The bill, which is awaiting the signature of Governor Bruce Rauner, requires app developers, ad
networks and other online companies to obtain consumers' opt-in consent before collecting or disclosing information about their physical locations. The measure appears to be the first of its kind in
the U.S.
Critics, including a new group called the Illinois Data Security Alliance, are now arguing on Facebook and other sites that the measure "forces users to review additional complex
disclosures and puts them at risk of fraud."

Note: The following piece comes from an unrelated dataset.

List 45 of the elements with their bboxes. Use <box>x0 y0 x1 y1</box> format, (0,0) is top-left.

Those claims have left some privacy advocates fuming. "It is impossible that a bill that would make companies be transparent about what they're
doing with the information would put consumers at risk for fraud," says Ari Scharg, a privacy lawyer who heads the advocacy group Digital Privacy Alliance. "In light of the Equifax breach, those
messages are dangerous to people."
The opponents' tactic is similar to one used recently in California, where lawmakers late Friday shelved a privacy bill that would have prohibited broadband providers from drawing on
consumers' web-surfing history for ad purposes without their explicit consent. In that state, opponents argued that the bill would result in a deluge of pop-ups, as broadband carriers continuously
sought their subscribers' consent to tracking. Those pop-ups would "de-sensitize" consumers to actual security risks, the Association of National Advertisers and other opponents argued.
Groups
opposing the Illinois law include the Illinois Chamber of Commerce, the Internet Association (which represents many of Silicon Valley's largest companies), NetChoice (which represents ecommerce
companies) and ACT, The App Association (which represents app developers and tech companies).
More than two dozen representatives of organizations and tech companies, including search engine
Duck Duck Go, have so far signed an open letter supporting the bill.
Illinois lawmakers passed the
bill in June and sent it to Gov. Bruce Rauner the following month. He has until September 25 to either veto the bill or sign it into law.